L'empreinte carbone de la France diminue depuis 2005. Elle se situe à ce jour à 11,5 tonnes équivalent CO2 par habitant (749 mégatonnes équivalent CO2). Toutefois, si les émissions de gaz à effet de serre (GES) sur le territoire national sont en baisse, les émissions importées sont en augmentation continue (elles sont désormais plus importantes que les émissions sur le territoire national).

C'est ce que souligne en particulier le Haut conseil pour le climat (HCC) dans son rapport "Maîtriser l'empreinte carbone de la France" remis le 5 octobre 2020 où il analyse l'impact des produits importés et propose des pistes pour le réduire.

Le HCC recommandait déjà dans son rapport annuel de 2019 de prendre en compte les transports internationaux dans la stratégie nationale de lutte contre les GES.

Hausse des émissions importées

Si entre 1995 et 2018, les émissions intérieures ont diminué de 30%, (4,8 tonnes équivalent CO2 par habitant en 2018), les émissions importées ont augmenté de 78% sur la même période en atteignant 6,4 tonnes équivalent CO2 par habitant en 2018.

L'empreinte carbone s'entend comme l’ensemble des pressions sur le climat de la demande intérieure française, quelle que soit l’origine géographique des produits consommés :

  • émissions de biens et services produits et consommés en France ;
  • émissions de biens et services produits à l’étranger et consommés en France (c'est ce que l’on appelle les émissions importées).

Elles sont dues à l'augmentation de la consommation de produits fabriqués à l'étranger (Union européenne et Asie notamment) et ne sont pas prises en compte dans les engagements de la France contre le réchauffement climatique.

Par ailleurs, les GES dus aux transports internationaux, aériens et maritimes, ont augmenté de près de 50% en 30 ans (+180% pour l'aviation).

Comment diminuer les émissions importées ?

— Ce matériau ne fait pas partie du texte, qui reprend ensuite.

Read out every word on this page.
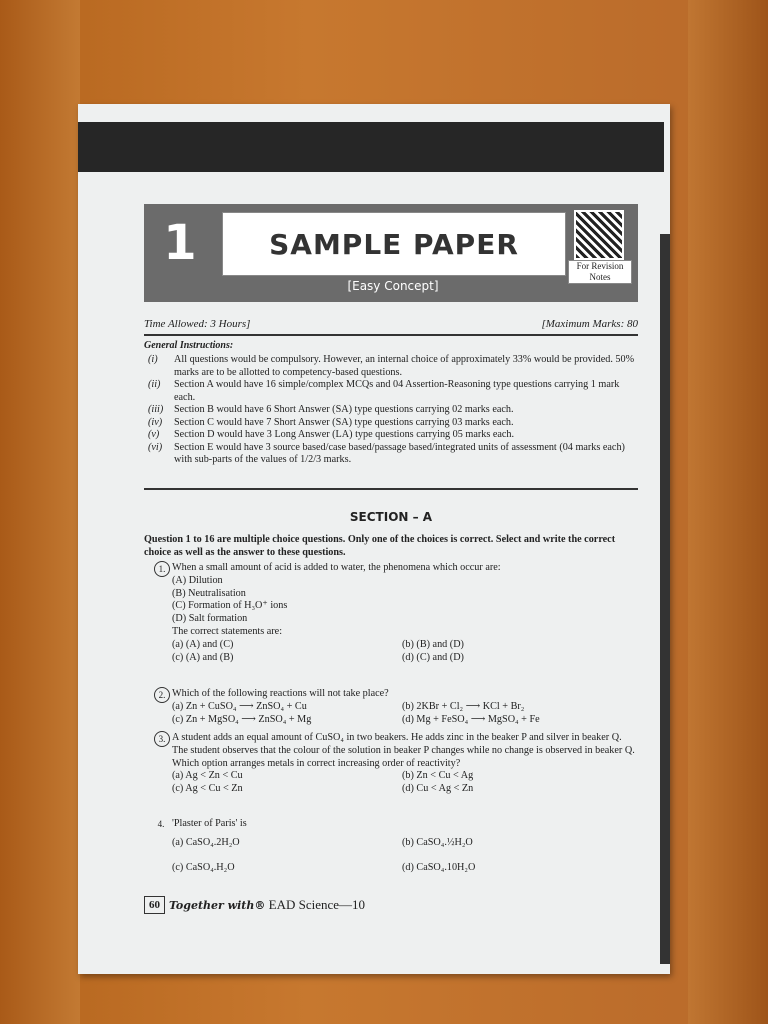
1	SAMPLE PAPER
[Easy Concept]
For Revision Notes
Time Allowed: 3 Hours]	[Maximum Marks: 80
General Instructions:
(i) All questions would be compulsory. However, an internal choice of approximately 33% would be provided. 50% marks are to be allotted to competency-based questions.
(ii) Section A would have 16 simple/complex MCQs and 04 Assertion-Reasoning type questions carrying 1 mark each.
(iii) Section B would have 6 Short Answer (SA) type questions carrying 02 marks each.
(iv) Section C would have 7 Short Answer (SA) type questions carrying 03 marks each.
(v) Section D would have 3 Long Answer (LA) type questions carrying 05 marks each.
(vi) Section E would have 3 source based/case based/passage based/integrated units of assessment (04 marks each) with sub-parts of the values of 1/2/3 marks.
SECTION – A
Question 1 to 16 are multiple choice questions. Only one of the choices is correct. Select and write the correct choice as well as the answer to these questions.
1. When a small amount of acid is added to water, the phenomena which occur are:
(A) Dilution
(B) Neutralisation
(C) Formation of H₃O⁺ ions
(D) Salt formation
The correct statements are:
(a) (A) and (C)	(b) (B) and (D)
(c) (A) and (B)	(d) (C) and (D)
2. Which of the following reactions will not take place?
(a) Zn + CuSO₄ ⟶ ZnSO₄ + Cu	(b) 2KBr + Cl₂ ⟶ KCl + Br₂
(c) Zn + MgSO₄ ⟶ ZnSO₄ + Mg	(d) Mg + FeSO₄ ⟶ MgSO₄ + Fe
3. A student adds an equal amount of CuSO₄ in two beakers. He adds zinc in the beaker P and silver in beaker Q. The student observes that the colour of the solution in beaker P changes while no change is observed in beaker Q. Which option arranges metals in correct increasing order of reactivity?
(a) Ag < Zn < Cu	(b) Zn < Cu < Ag
(c) Ag < Cu < Zn	(d) Cu < Ag < Zn
4. 'Plaster of Paris' is
(a) CaSO₄.2H₂O	(b) CaSO₄.½H₂O
(c) CaSO₄.H₂O	(d) CaSO₄.10H₂O
60 Together with® EAD Science—10
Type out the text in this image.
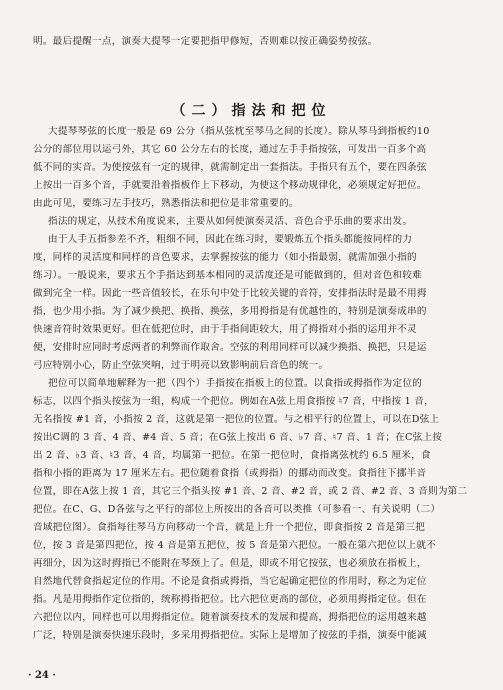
明。最后提醒一点，演奏大提琴一定要把指甲修短，否则难以按正确姿势按弦。
（二）指法和把位
大提琴琴弦的长度一般是 69 公分（指从弦枕至琴马之间的长度）。除从琴马到指板约10
公分的部位用以运弓外，其它 60 公分左右的长度，通过左手手指按弦，可发出一百多个高
低不同的实音。为使按弦有一定的规律，就需制定出一套指法。手指只有五个，要在四条弦
上按出一百多个音，手就要沿着指板作上下移动，为使这个移动规律化，必须规定好把位。
由此可见，要练习左手技巧，熟悉指法和把位是非常重要的。
指法的规定，从技术角度说来，主要从如何使演奏灵活、音色合乎乐曲的要求出发。
由于人手五指参差不齐，粗细不同，因此在练习时，要锻炼五个指头都能按同样的力
度，同样的灵活度和同样的音色要求，去掌握按弦的能力（如小指最弱，就需加强小指的
练习）。一般说来，要求五个手指达到基本相同的灵活度还是可能做到的，但对音色和较难
做到完全一样。因此一些音值较长，在乐句中处于比较关键的音符，安排指法时是最不用拇
指，也少用小指。为了减少换把、换指、换弦，多用拇指是有优越性的，特别是演奏成串的
快速音符时效果更好。但在低把位时，由于手指间距较大，用了拇指对小指的运用并不灵
便，安排时应同时考虑两者的利弊而作取舍。空弦的利用同样可以减少换指、换把，只是运
弓应特别小心，防止空弦突响，过于明亮以致影响前后音色的统一。
把位可以简单地解释为一把（四个）手指按在指板上的位置。以食指或拇指作为定位的
标志，以四个指头按弦为一组，构成一个把位。例如在A弦上用食指按 ♮7 音，中指按 1 音，
无名指按 #1 音，小指按 2 音，这就是第一把位的位置。与之相平行的位置上，可以在D弦上
按出C调的 3 音、4 音、#4 音、5 音；在G弦上按出 6 音、♭7 音、♮7 音、1 音；在C弦上按
出 2 音、♭3 音、♮3 音、4 音，均属第一把位。在第一把位时，食指离弦枕约 6.5 厘米，食
指和小指的距离为 17 厘米左右。把位随着食指（或拇指）的挪动而改变。食指往下挪半音
位置，即在A弦上按 1 音，其它三个指头按 #1 音、2 音、#2 音，或 2 音、#2 音、3 音则为第二
把位。在C、G、D各弦与之平行的部位上所按出的各音可以类推（可参看一、有关说明（二）
音域把位图）。食指每往琴马方向移动一个音，就是上升一个把位，即食指按 2 音是第三把
位，按 3 音是第四把位，按 4 音是第五把位，按 5 音是第六把位。一般在第六把位以上就不
再细分，因为这时拇指已不能附在琴颈上了。但是，即或不用它按弦，也必须放在指板上，
自然地代替食指起定位的作用。不论是食指或拇指，当它起确定把位的作用时，称之为定位
指。凡是用拇指作定位指的，统称拇指把位。比六把位更高的部位，必须用拇指定位。但在
六把位以内，同样也可以用拇指定位。随着演奏技术的发展和提高，拇指把位的运用越来越
广泛，特别是演奏快速乐段时，多采用拇指把位。实际上是增加了按弦的手指，演奏中能减
· 24 ·
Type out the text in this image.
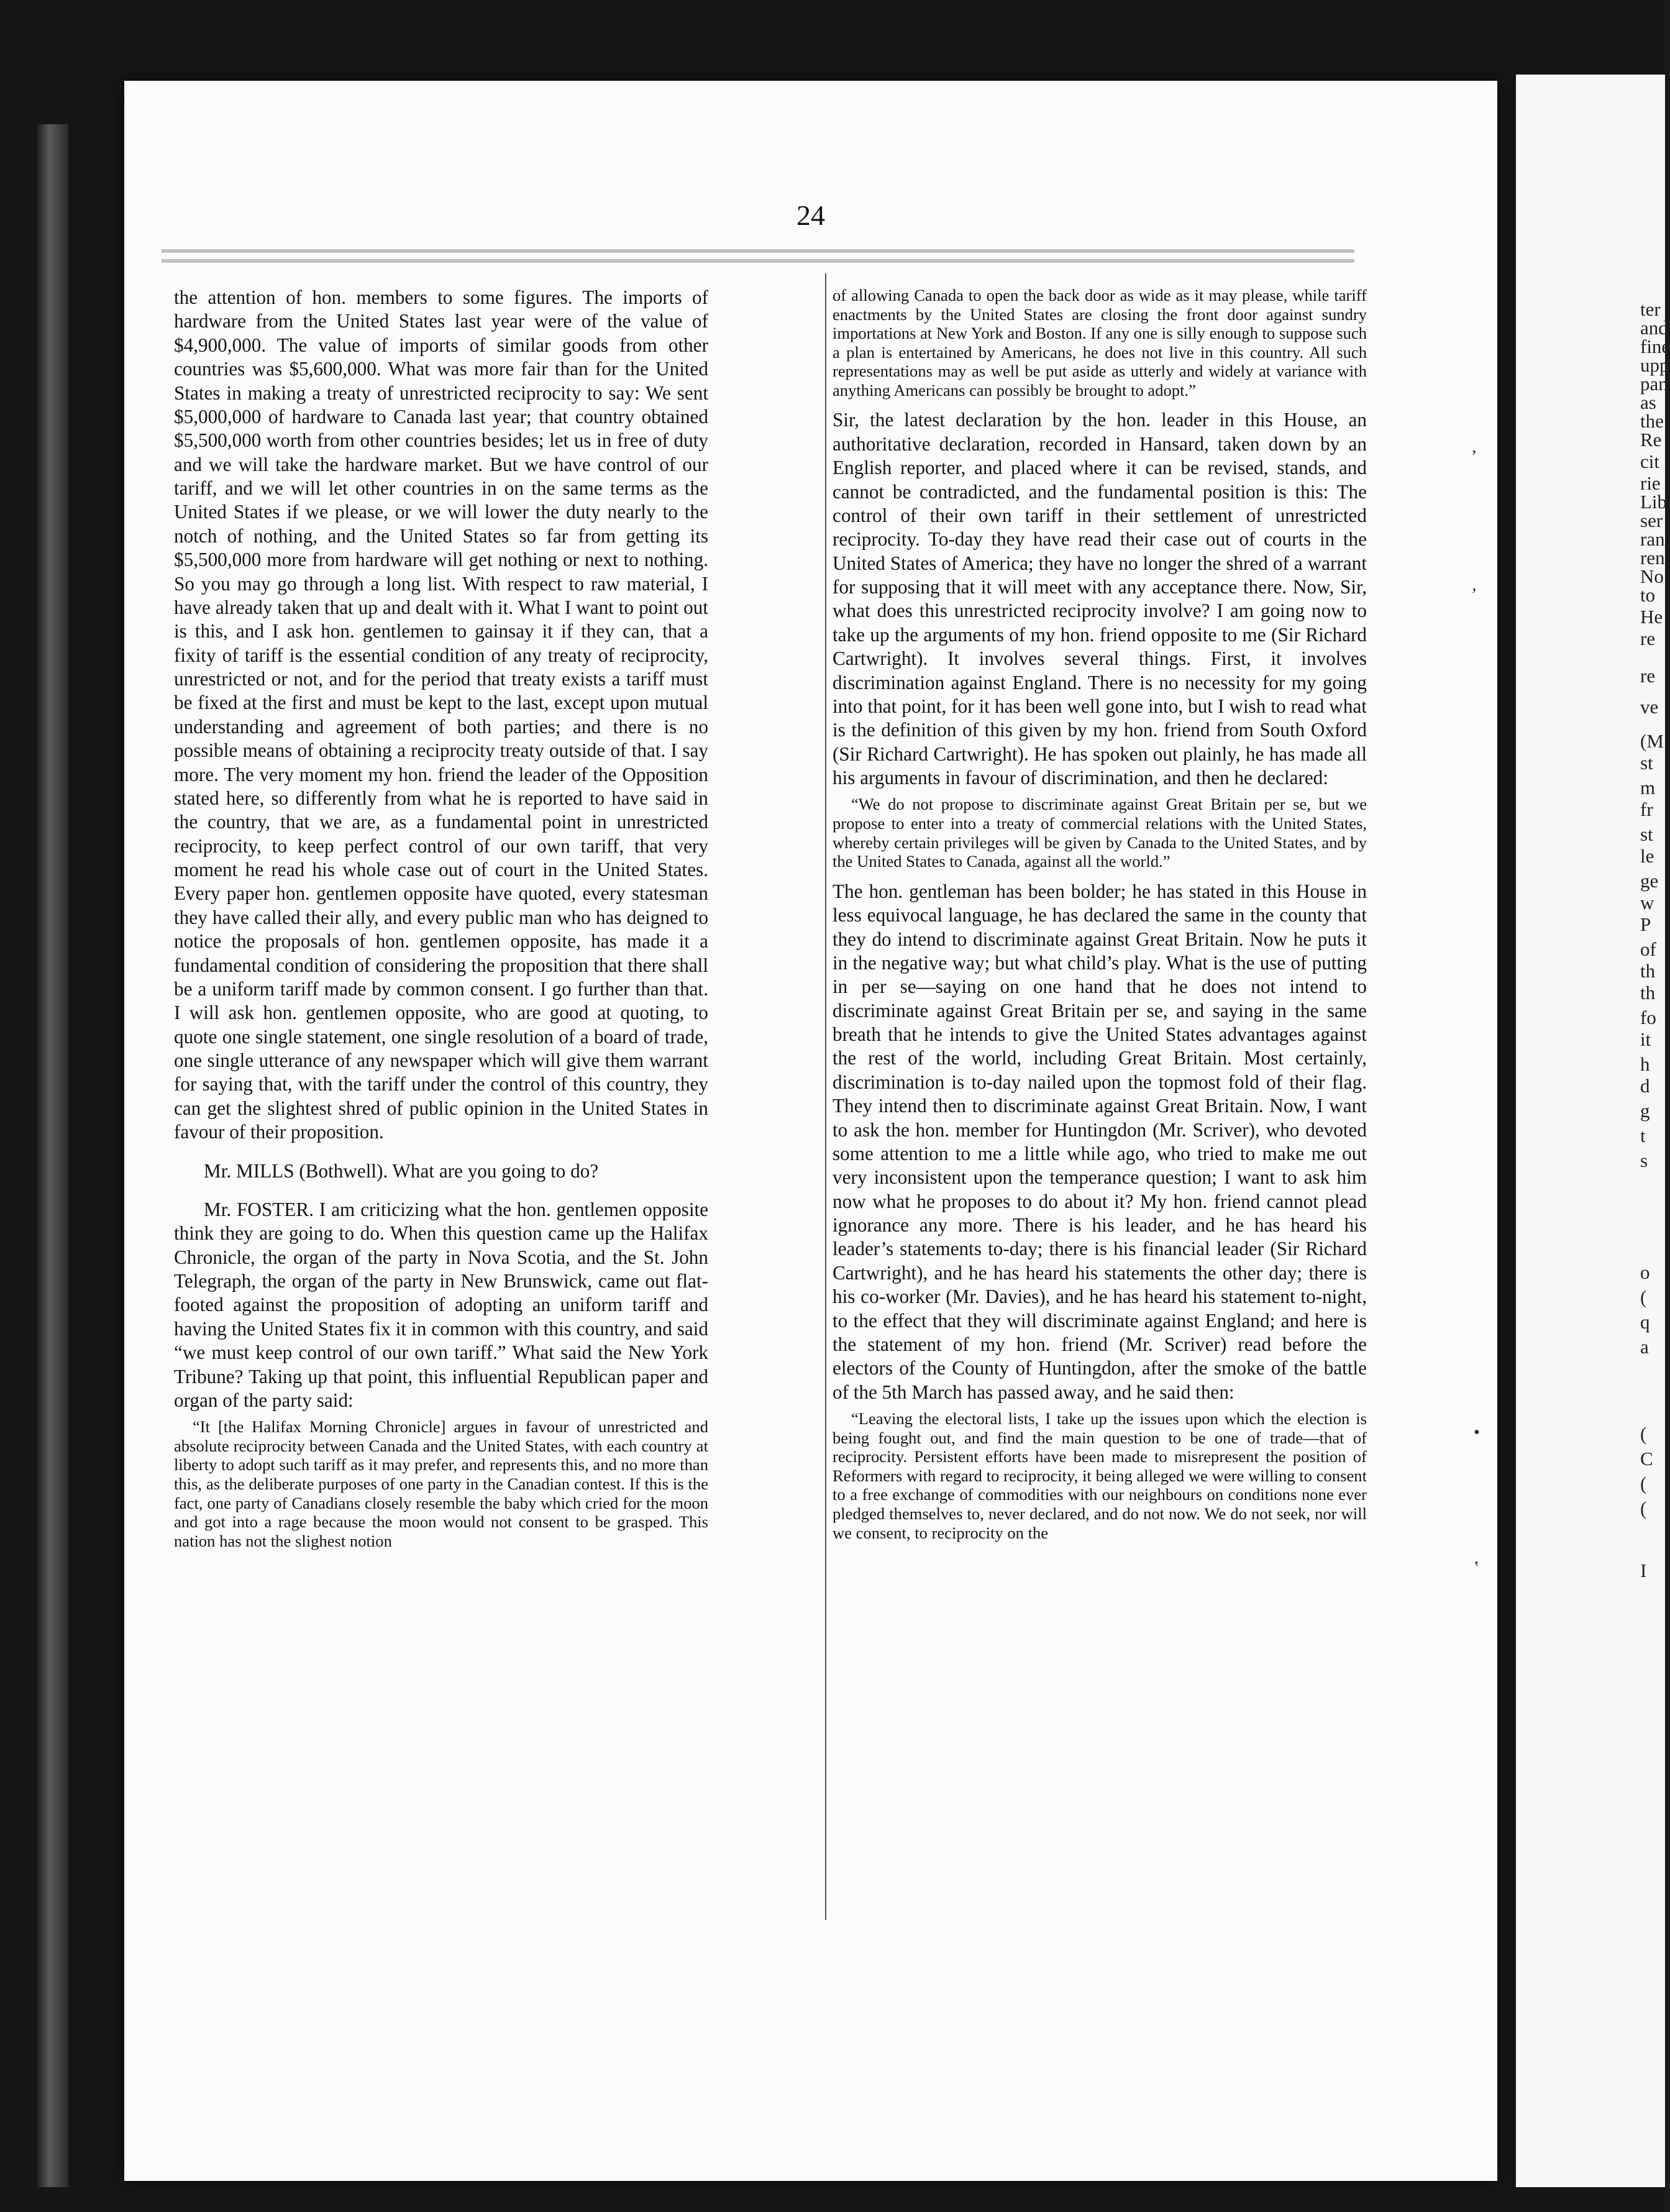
24

the attention of hon. members to some figures. The imports of hardware from the United States last year were of the value of $4,900,000. The value of imports of similar goods from other countries was $5,600,000. What was more fair than for the United States in making a treaty of unrestricted reciprocity to say: We sent $5,000,000 of hardware to Canada last year; that country obtained $5,500,000 worth from other countries besides; let us in free of duty and we will take the hardware market. But we have control of our tariff, and we will let other countries in on the same terms as the United States if we please, or we will lower the duty nearly to the notch of nothing, and the United States so far from getting its $5,500,000 more from hardware will get nothing or next to nothing. So you may go through a long list. With respect to raw material, I have already taken that up and dealt with it. What I want to point out is this, and I ask hon. gentlemen to gainsay it if they can, that a fixity of tariff is the essential condition of any treaty of reciprocity, unrestricted or not, and for the period that treaty exists a tariff must be fixed at the first and must be kept to the last, except upon mutual understanding and agreement of both parties; and there is no possible means of obtaining a reciprocity treaty outside of that. I say more. The very moment my hon. friend the leader of the Opposition stated here, so differently from what he is reported to have said in the country, that we are, as a fundamental point in unrestricted reciprocity, to keep perfect control of our own tariff, that very moment he read his whole case out of court in the United States. Every paper hon. gentlemen opposite have quoted, every statesman they have called their ally, and every public man who has deigned to notice the proposals of hon. gentlemen opposite, has made it a fundamental condition of considering the proposition that there shall be a uniform tariff made by common consent. I go further than that. I will ask hon. gentlemen opposite, who are good at quoting, to quote one single statement, one single resolution of a board of trade, one single utterance of any newspaper which will give them warrant for saying that, with the tariff under the control of this country, they can get the slightest shred of public opinion in the United States in favour of their proposition.

Mr. MILLS (Bothwell). What are you going to do?

Mr. FOSTER. I am criticizing what the hon. gentlemen opposite think they are going to do. When this question came up the Halifax Chronicle, the organ of the party in Nova Scotia, and the St. John Telegraph, the organ of the party in New Brunswick, came out flat-footed against the proposition of adopting an uniform tariff and having the United States fix it in common with this country, and said “we must keep control of our own tariff.” What said the New York Tribune? Taking up that point, this influential Republican paper and organ of the party said:

“It [the Halifax Morning Chronicle] argues in favour of unrestricted and absolute reciprocity between Canada and the United States, with each country at liberty to adopt such tariff as it may prefer, and represents this, and no more than this, as the deliberate purposes of one party in the Canadian contest. If this is the fact, one party of Canadians closely resemble the baby which cried for the moon and got into a rage because the moon would not consent to be grasped. This nation has not the slighest notion
of allowing Canada to open the back door as wide as it may please, while tariff enactments by the United States are closing the front door against sundry importations at New York and Boston. If any one is silly enough to suppose such a plan is entertained by Americans, he does not live in this country. All such representations may as well be put aside as utterly and widely at variance with anything Americans can possibly be brought to adopt.”

Sir, the latest declaration by the hon. leader in this House, an authoritative declaration, recorded in Hansard, taken down by an English reporter, and placed where it can be revised, stands, and cannot be contradicted, and the fundamental position is this: The control of their own tariff in their settlement of unrestricted reciprocity. To-day they have read their case out of courts in the United States of America; they have no longer the shred of a warrant for supposing that it will meet with any acceptance there. Now, Sir, what does this unrestricted reciprocity involve? I am going now to take up the arguments of my hon. friend opposite to me (Sir Richard Cartwright). It involves several things. First, it involves discrimination against England. There is no necessity for my going into that point, for it has been well gone into, but I wish to read what is the definition of this given by my hon. friend from South Oxford (Sir Richard Cartwright). He has spoken out plainly, he has made all his arguments in favour of discrimination, and then he declared:

“We do not propose to discriminate against Great Britain per se, but we propose to enter into a treaty of commercial relations with the United States, whereby certain privileges will be given by Canada to the United States, and by the United States to Canada, against all the world.”

The hon. gentleman has been bolder; he has stated in this House in less equivocal language, he has declared the same in the county that they do intend to discriminate against Great Britain. Now he puts it in the negative way; but what child’s play. What is the use of putting in per se—saying on one hand that he does not intend to discriminate against Great Britain per se, and saying in the same breath that he intends to give the United States advantages against the rest of the world, including Great Britain. Most certainly, discrimination is to-day nailed upon the topmost fold of their flag. They intend then to discriminate against Great Britain. Now, I want to ask the hon. member for Huntingdon (Mr. Scriver), who devoted some attention to me a little while ago, who tried to make me out very inconsistent upon the temperance question; I want to ask him now what he proposes to do about it? My hon. friend cannot plead ignorance any more. There is his leader, and he has heard his leader’s statements to-day; there is his financial leader (Sir Richard Cartwright), and he has heard his statements the other day; there is his co-worker (Mr. Davies), and he has heard his statement to-night, to the effect that they will discriminate against England; and here is the statement of my hon. friend (Mr. Scriver) read before the electors of the County of Huntingdon, after the smoke of the battle of the 5th March has passed away, and he said then:

“Leaving the electoral lists, I take up the issues upon which the election is being fought out, and find the main question to be one of trade—that of reciprocity. Persistent efforts have been made to misrepresent the position of Reformers with regard to reciprocity, it being alleged we were willing to consent to a free exchange of commodities with our neighbours on conditions none ever pledged themselves to, never declared, and do not now. We do not seek, nor will we consent, to reciprocity on the
ʼ
ʼ
•
ʽ
ter
and
fine
upp
pan
as
the
Re
cit
rie
Lib
ser
ran
ren
No
to
He
re
re
ve
(M
st
m
fr
st
le
ge
w
P
of
th
th
fo
it
h
d
g
t
s
o
(
q
a
(
C
(
(
I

Le HCC appelle donc à utiliser différents leviers pour diminuer les émissions importées. Il recommande un certain nombre de mesures dont :

  • l'instauration d'un score carbone sur l'ensemble de la vie d'un bien (de la production au recyclage éventuel), affiché sur les étiquettes des produits ;
  • l'accompagnement des entreprises (décarbonation par filière en utilisant des procédés industriels moins consommateurs d'énergie, par exemple) ;
  • la prise en compte des émissions importées dans les accords commerciaux et les engagements internationaux (accord de Paris), ces engagements ne devant pas mener à une augmentation des émissions mondiales par simple déplacement de la production ;
  • l'inscription des émissions à effet de serre liées aux transports internationaux en particulier dans l'objectif national de neutralité carbone en 2050  ;

Pour sa part, la loi énergie-climat prévoit un plafond à partir de 2022 pour l’empreinte carbone et un objectif de réduction des émissions importées de 65%  pour 2050 (par rapport à 2005).

Qu'est-ce que le HCC ?

En place depuis novembre 2018, le Haut conseil pour le climat est un organisme indépendant chargé d'apporter un éclairage sur la politique du gouvernement en matière de climat. Il rend chaque année un rapport sur le respect de la trajectoire de baisse des émissions de GES de la France.